Выбрать главу

— Так… Ну, давай жми, в общем!

— Ладно, — говорит Илья.

Им хочется обняться, но чего-то стыдно, и они просто жмут друг другу руки.

— Прямо к поезду? — спрашивает Мишка.

— В самый обрез вышли, — говорит Илья, уже нетерпеливо переминаясь.

— А то я так часика через полтора опять на станцию, подвез бы… Ну, гуд бай!

Мишка бежит к машине, а Илья с матерью идут дальше. Через минуту они слышат, как Мишка дает газ и тяжело трогает.

Мать долго молчит, стянув платок на глаза, загородив лицо от солнца.
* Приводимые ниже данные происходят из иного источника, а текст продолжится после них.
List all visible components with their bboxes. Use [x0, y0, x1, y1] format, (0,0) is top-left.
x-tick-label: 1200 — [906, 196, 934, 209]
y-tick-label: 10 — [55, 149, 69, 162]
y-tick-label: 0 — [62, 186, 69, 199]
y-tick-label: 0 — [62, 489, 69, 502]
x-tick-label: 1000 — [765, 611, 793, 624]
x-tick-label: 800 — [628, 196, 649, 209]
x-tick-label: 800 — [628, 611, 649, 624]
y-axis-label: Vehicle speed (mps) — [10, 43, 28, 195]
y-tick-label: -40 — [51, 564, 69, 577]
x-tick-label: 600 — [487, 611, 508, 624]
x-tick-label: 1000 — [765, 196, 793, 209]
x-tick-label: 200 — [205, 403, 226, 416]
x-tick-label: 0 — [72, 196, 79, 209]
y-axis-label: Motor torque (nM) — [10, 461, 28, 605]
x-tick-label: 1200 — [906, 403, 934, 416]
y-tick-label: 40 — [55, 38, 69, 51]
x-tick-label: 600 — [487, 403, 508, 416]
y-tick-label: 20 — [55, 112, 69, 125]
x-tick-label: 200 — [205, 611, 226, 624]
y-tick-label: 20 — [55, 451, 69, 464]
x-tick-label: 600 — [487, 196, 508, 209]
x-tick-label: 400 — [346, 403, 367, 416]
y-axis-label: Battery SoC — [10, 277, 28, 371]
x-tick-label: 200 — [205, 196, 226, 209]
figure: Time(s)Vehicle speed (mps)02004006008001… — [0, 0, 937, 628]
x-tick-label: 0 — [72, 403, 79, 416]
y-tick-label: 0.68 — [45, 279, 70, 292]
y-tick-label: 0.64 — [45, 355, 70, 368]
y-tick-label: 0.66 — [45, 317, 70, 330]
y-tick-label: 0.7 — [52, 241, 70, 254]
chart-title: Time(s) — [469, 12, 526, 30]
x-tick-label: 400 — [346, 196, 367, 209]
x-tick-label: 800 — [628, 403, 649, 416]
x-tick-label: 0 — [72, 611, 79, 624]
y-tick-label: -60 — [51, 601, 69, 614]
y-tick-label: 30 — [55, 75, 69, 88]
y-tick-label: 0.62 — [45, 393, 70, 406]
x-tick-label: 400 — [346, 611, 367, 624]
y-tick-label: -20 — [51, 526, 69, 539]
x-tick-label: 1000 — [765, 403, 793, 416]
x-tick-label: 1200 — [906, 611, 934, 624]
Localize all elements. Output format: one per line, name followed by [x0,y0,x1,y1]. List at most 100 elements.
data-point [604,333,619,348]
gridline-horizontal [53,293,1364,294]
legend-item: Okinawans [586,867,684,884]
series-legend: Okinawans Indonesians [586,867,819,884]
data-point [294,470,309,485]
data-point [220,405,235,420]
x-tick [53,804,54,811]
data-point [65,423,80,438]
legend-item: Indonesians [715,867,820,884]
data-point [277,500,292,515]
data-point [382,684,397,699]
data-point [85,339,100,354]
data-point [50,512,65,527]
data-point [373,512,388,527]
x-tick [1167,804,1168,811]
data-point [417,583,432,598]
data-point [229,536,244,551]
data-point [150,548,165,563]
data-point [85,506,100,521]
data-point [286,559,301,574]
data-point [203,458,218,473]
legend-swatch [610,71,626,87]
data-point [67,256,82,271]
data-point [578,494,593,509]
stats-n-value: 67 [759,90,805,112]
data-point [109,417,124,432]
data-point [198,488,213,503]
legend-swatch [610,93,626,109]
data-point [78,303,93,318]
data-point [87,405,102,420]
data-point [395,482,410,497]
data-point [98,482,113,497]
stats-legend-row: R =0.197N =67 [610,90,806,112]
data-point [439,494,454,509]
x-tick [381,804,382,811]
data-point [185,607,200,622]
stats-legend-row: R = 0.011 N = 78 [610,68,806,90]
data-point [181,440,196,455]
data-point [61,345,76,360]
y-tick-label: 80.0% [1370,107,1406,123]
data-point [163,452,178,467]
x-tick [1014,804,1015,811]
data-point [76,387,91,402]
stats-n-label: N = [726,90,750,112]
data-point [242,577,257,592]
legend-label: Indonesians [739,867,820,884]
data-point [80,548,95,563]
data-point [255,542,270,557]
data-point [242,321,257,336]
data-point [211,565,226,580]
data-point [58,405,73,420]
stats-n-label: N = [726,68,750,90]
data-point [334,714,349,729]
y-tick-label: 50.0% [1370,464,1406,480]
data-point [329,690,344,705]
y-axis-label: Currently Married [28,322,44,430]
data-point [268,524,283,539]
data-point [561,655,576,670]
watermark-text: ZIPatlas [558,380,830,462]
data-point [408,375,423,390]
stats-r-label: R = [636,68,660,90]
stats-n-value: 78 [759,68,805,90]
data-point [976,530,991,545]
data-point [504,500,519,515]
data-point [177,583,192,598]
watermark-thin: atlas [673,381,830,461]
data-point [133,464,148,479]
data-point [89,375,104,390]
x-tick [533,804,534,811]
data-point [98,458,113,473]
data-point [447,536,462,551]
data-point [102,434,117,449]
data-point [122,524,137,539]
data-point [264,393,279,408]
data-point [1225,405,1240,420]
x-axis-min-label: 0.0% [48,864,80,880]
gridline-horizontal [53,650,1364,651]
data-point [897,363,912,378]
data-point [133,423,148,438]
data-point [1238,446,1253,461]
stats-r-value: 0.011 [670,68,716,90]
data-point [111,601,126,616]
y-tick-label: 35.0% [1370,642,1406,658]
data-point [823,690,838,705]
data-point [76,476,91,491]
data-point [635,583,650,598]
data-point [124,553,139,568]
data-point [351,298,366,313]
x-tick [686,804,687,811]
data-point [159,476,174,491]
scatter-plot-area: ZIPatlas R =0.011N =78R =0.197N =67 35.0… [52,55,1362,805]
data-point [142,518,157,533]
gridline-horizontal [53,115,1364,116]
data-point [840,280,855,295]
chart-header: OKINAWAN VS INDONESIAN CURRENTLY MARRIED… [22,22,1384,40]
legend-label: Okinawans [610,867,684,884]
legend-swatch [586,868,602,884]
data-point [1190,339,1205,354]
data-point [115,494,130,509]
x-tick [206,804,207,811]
Наконец говорит рассеянно:

— Я тебе скажу, Тамара — совершенство против твоих девок, — она старательно выговаривает «совершенство» и, видно, довольна, что так складно получилось. — Да и любит тебя Тамара по-настоящему, не как эти все льстят…

Илья молчит, но матери обязательно нужно говорить. И она говорит о Тамаре, о том, что будет перекрывать летом дом, о том, чтобы попала хорошая лошадь, когда настанет ее очередь распахивать огород на усадьбе, и опять о Тамаре. Илья смотрит на часы и прибавляет шагу. Мать начинает торопиться, семенить. Мысли ее путаются.

— Ну, сынок… — говорит она и останавливается.

Илья тоже останавливается, ловит на себе выцветший, близорукий, любящий взгляд матери и начинает тереть переносицу. Рот его ведет на сторону, все в нем замирает, но он выпячивает подбородок и приподнимает брови, делая спокойное лицо.

— Дай я тебя… тебе… — говорит мать и мелко крестит его. — Иди, иди, тебе ходчее надо идти, а я еще… я тоже… пойду потихоньку.

— Я вам напишу, мамаша! — говорит Илья высоким голосом и неумело целует ее. — Не хворайте!

— Не дерись там, одевайся теплей… Может, там холодно еще, в Сибири этой, — говорит мать, стараясь не заплакать.

— Да бросьте вы, мамаша! — слишком бодро отвечает Илья. — В первый раз еду, что ли? Вы себя берегите, пишите мне, как и чего. А денег вам я пришлю с первой же получки.

Он еще раз обнимает ее, потом поворачивается и быстро идет по дороге. Он сопит, глаза ему щиплет, в горле чешется. Шагов через двести он успокаивается, дышать начинает ровней, переносицу уже не трет, и лицо его принимает то сосредоточенно-мечтательное выражение, которое держалось на нем всю последнюю неделю.

Он смотрит на легкие слоистые облака, двигает скулами, сглатывает и видит почему-то уже северный Енисей между громадами скал, сопки, тайгу, бледные электрические огни рабочих поселков при свете белой ночи.

Еще шагов через двести он оборачивается. Мать потихоньку бредет следом, держа руку козырьком. Илья останавливается, вынимает платок и машет матери. Но мать не отвечает.

«Не видит!» — растроганно думает Илья, вздыхает и идет дальше.

В то время как он идет все быстрее, все шире и решительней, мать останавливается и с радостной улыбкой машет ему рукой. Ей кажется, что сын повернулся и смотрит на нее. Она даже различает его лицо. И ей удивительно, как это она сквозь слезы все хорошо видит.

Далеко в поле катится по меже точка — бежит какая-то девчонка в сторону леса. «А ведь так вот и мать моя бегала когда-то!» — думает Илья с любовью и печалью и оглядывается. Мать уже так далеко, что нельзя понять, остановилась она или еще бредет.

Но мать все идет, все не может повернуть назад. Слезы набегают ей на глаза, и она отирает их концами косынки. Ей теперь не нужно сдерживаться, одна она в поле… «Господи! — думает она. — Не нужен им дом родной! Ездют, ездют, вся земля поднялась — время какое ноне настало! В рубашоночке… бегал босый, беленький, царица небесная! А теперь эвон — полетел!..»

Она останавливается, всхлипывает, смотрит из-под руки вдаль. Давно скрылся Илья, растворился в струистой голубизне горизонта, а матери кажется, что видит она его: повернулся он тоже, машет ей, прощается.

Она глубоко, с перерывами, вздыхает и слабо помахивает ему в ответ.